Step 17: Get Better.
It’s October 1. After a particularly low moment, you are thinking about your life, and you realize how far you’ve come. You regret many decisions you made, many situations you mishandled, and many people you’ve allowed to hurt you. You realize though, that every single one of those events have caused you to develop a certain strength in your character. You acknowledge that getting pregnant when you did was careless, and yes it was a mistake, but you also acknowledge that had it happened any other way, you would not have your baby. Yes, you would be just fine graduating now if you didn’t have a baby, not feeling as if you were missing a thing.

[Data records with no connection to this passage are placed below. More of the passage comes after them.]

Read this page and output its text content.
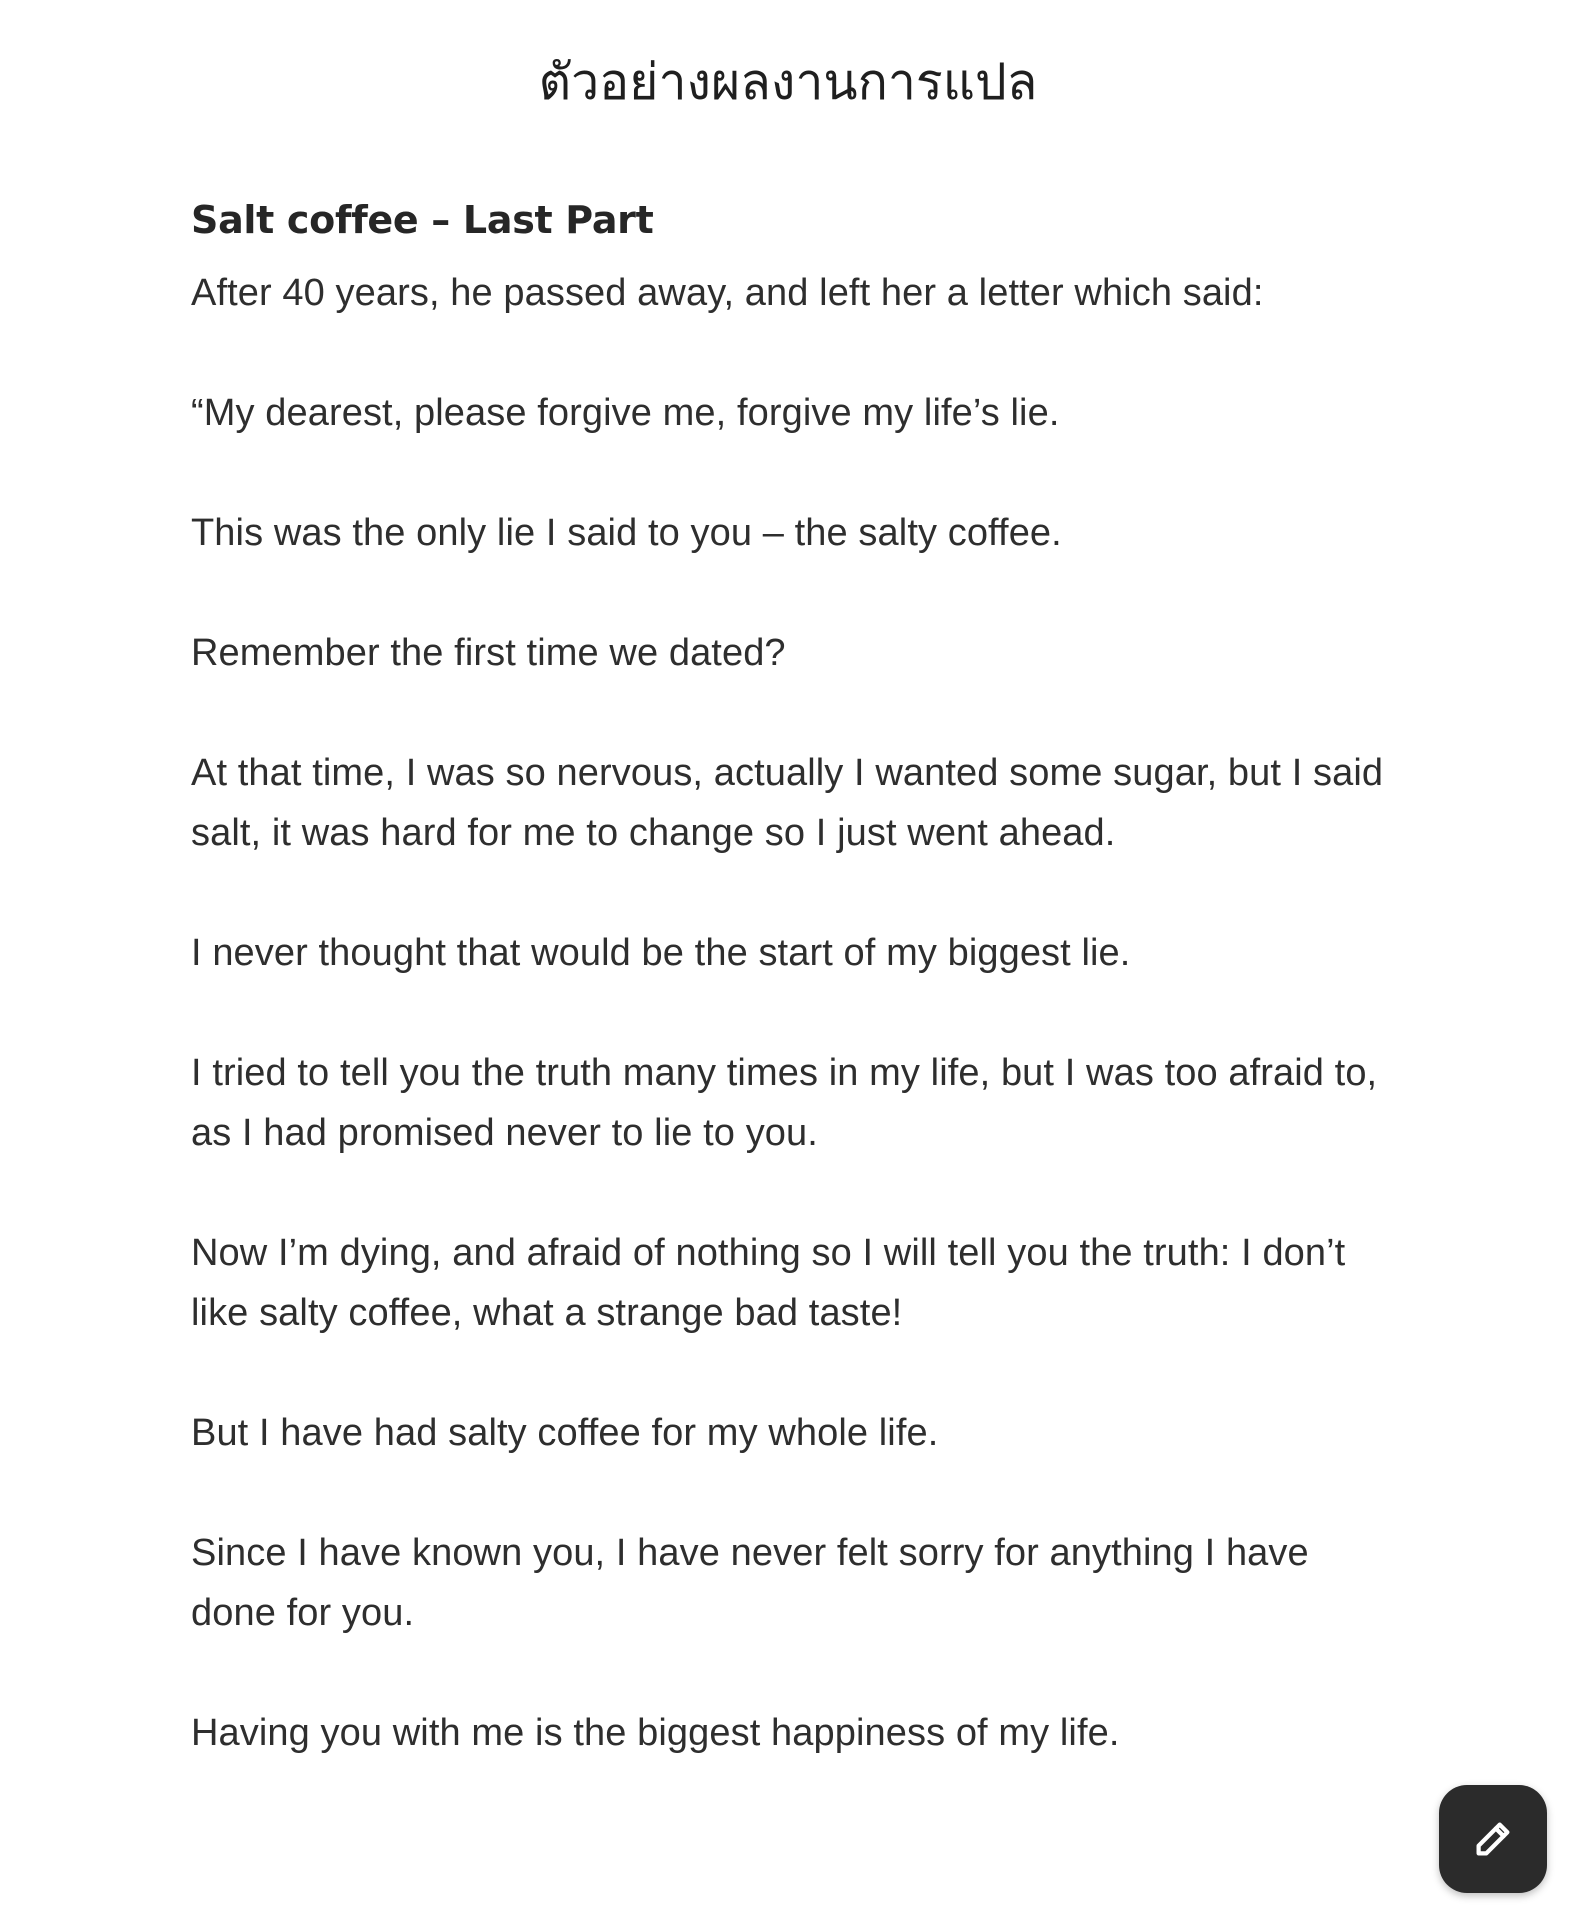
ตัวอย่างผลงานการแปล
Salt coffee – Last Part

After 40 years, he passed away, and left her a letter which said:

“My dearest, please forgive me, forgive my life’s lie.

This was the only lie I said to you – the salty coffee.

Remember the first time we dated?

At that time, I was so nervous, actually I wanted some sugar, but I said salt, it was hard for me to change so I just went ahead.

I never thought that would be the start of my biggest lie.

I tried to tell you the truth many times in my life, but I was too afraid to, as I had promised never to lie to you.

Now I’m dying, and afraid of nothing so I will tell you the truth: I don’t like salty coffee, what a strange bad taste!

But I have had salty coffee for my whole life.

Since I have known you, I have never felt sorry for anything I have done for you.

Having you with me is the biggest happiness of my life.
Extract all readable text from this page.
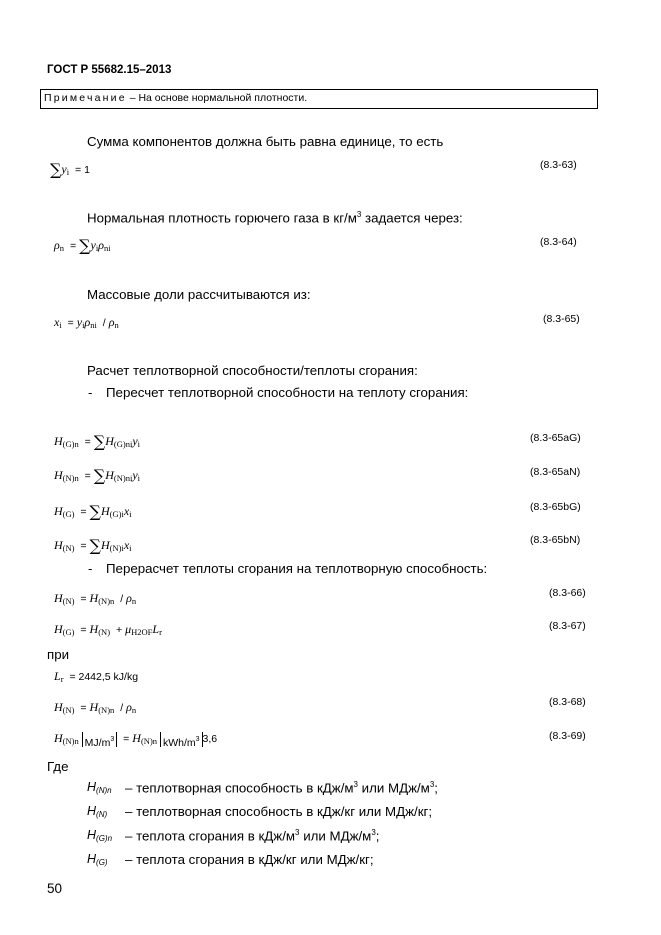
ГОСТ Р 55682.15–2013
Примечание – На основе нормальной плотности.
Сумма компонентов должна быть равна единице, то есть
$\sum y_i = 1$	(8.3-63)
Нормальная плотность горючего газа в $кг/м^3$ задается через:
$\rho_n = \sum y_i\rho_{ni}$	(8.3-64)
Массовые доли рассчитываются из:
$x_i = y_i\rho_{ni} / \rho_n$	(8.3-65)
Расчет теплотворной способности/теплоты сгорания:
- Пересчет теплотворной способности на теплоту сгорания:
$H_{(G)n} = \sum H_{(G)ni}y_i$	(8.3-65aG)
$H_{(N)n} = \sum H_{(N)ni}y_i$	(8.3-65aN)
$H_{(G)} = \sum H_{(G)i}x_i$
(8.3-65bG)
$H_{(N)} = \sum H_{(N)i}x_i$
(8.3-65bN)
- Перерасчет теплоты сгорания на теплотворную способность:
$H_{(N)} = H_{(N)n} / \rho_n$
(8.3-66)
$H_{(G)} = H_{(N)} + \mu_{H2OF}L_r$	(8.3-67)
при
$L_r = 2442,5$ kJ/kg
$H_{(N)} = H_{(N)n} / \rho_n$
(8.3-68)
$H_{(N)n}$ $MJ/m^3 = H_{(N)n}$ kWh/$m^3$ 3,6	(8.3-69)
Где
H(N)n – теплотворная способность в кДж/$м^3$ или МДж/$м^3$;
H(N) – теплотворная способность в кДж/кг или МДж/кг;
H(G)n – теплота сгорания в кДж/$м^3$ или МДж/$м^3$;
H(G) – теплота сгорания в кДж/кг или МДж/кг;
50
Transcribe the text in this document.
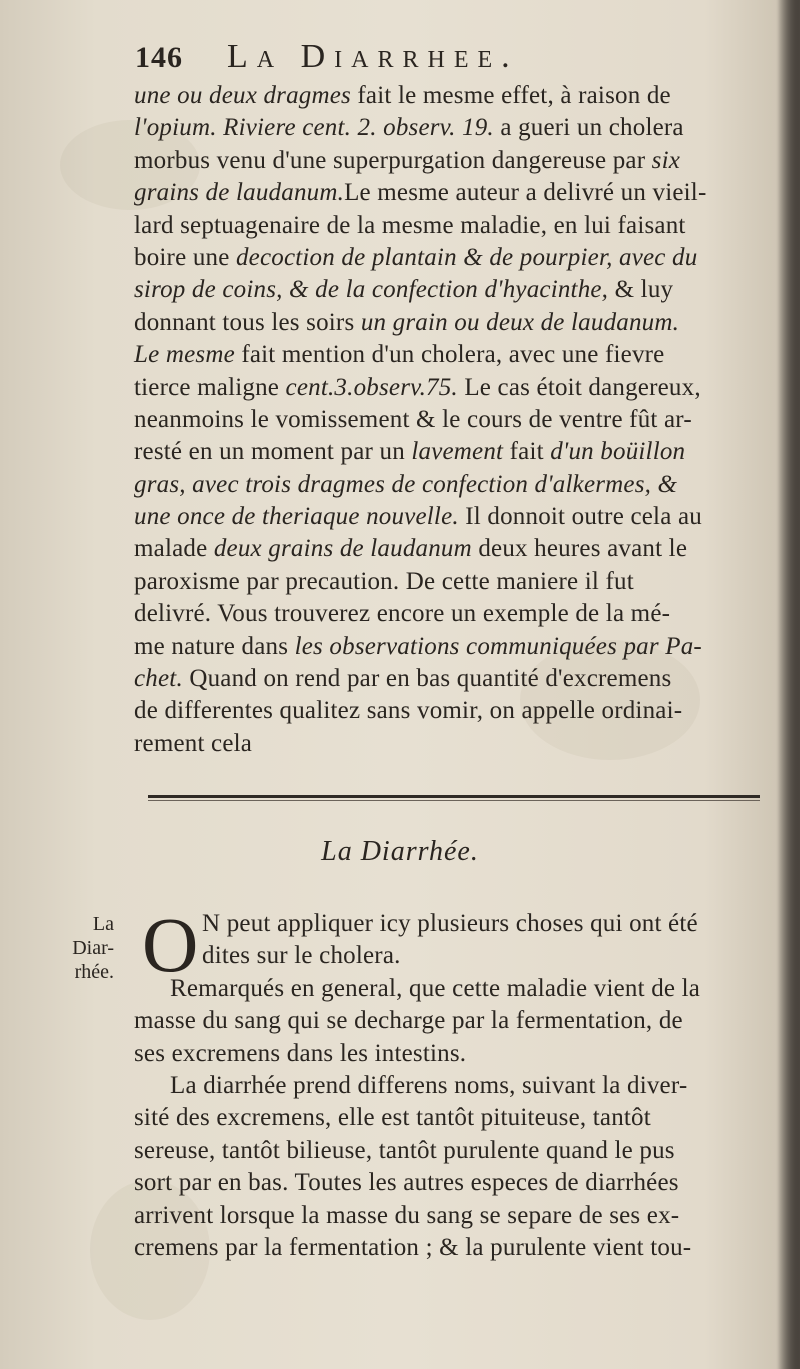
146 La Diarrhee.
une ou deux dragmes fait le mesme effet, à raison de
l'opium. Riviere cent. 2. observ. 19. a gueri un cholera
morbus venu d'une superpurgation dangereuse par six
grains de laudanum.Le mesme auteur a delivré un vieil-
lard septuagenaire de la mesme maladie, en lui faisant
boire une decoction de plantain & de pourpier, avec du
sirop de coins, & de la confection d'hyacinthe, & luy
donnant tous les soirs un grain ou deux de laudanum.
Le mesme fait mention d'un cholera, avec une fievre
tierce maligne cent.3.observ.75. Le cas étoit dangereux,
neanmoins le vomissement & le cours de ventre fût ar-
resté en un moment par un lavement fait d'un boüillon
gras, avec trois dragmes de confection d'alkermes, &
une once de theriaque nouvelle. Il donnoit outre cela au
malade deux grains de laudanum deux heures avant le
paroxisme par precaution. De cette maniere il fut
delivré. Vous trouverez encore un exemple de la mé-
me nature dans les observations communiquées par Pa-
chet. Quand on rend par en bas quantité d'excremens
de differentes qualitez sans vomir, on appelle ordinai-
rement cela
La Diarrhée.
La
Diar-
rhée. O N peut appliquer icy plusieurs choses qui ont été
dites sur le cholera.
Remarqués en general, que cette maladie vient de la
masse du sang qui se decharge par la fermentation, de
ses excremens dans les intestins.
La diarrhée prend differens noms, suivant la diver-
sité des excremens, elle est tantôt pituiteuse, tantôt
sereuse, tantôt bilieuse, tantôt purulente quand le pus
sort par en bas. Toutes les autres especes de diarrhées
arrivent lorsque la masse du sang se separe de ses ex-
cremens par la fermentation ; & la purulente vient tou-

But you know that if you were to choose between the two, after knowing the joy of Kymani smiling at you for no apparent reason, you would do this all again. You are not satisfied with where you are now. You are not completely happy either. You know that if you ever want feel truly fulfilled with who you are and where you are in life, you need to move on. You need to let go of a failed relationship, and open your heart again, so that whenever that kind of love comes by again, it will feel welcome. You still have no idea when you will finish school. Perhaps by some stroke of luck you might still be able to complete it this year. You are still unemployed, but you are trying, and there is nothing else you can do about that now. You are not in your ideal home, but that is bound to change eventually. You have anxiety about leaving your baby in the care of anyone but yourself, but you know that when he is old enough to understand, he will. You are still not completely in control of your feelings, and an unruly tear or two still escape every now and then. But you are in complete control of your actions, and how you allow yourself to be treated. You are not where you want to be, but you are getting better.
So…… I lied in the title. I didn’t exactly find myself. I am forever changing and adapting to whatever life throws my way, and that requires my concept of “self” to remain elusive. I think the moment I say “Yes, I have finally found myself” is the moment my life will end.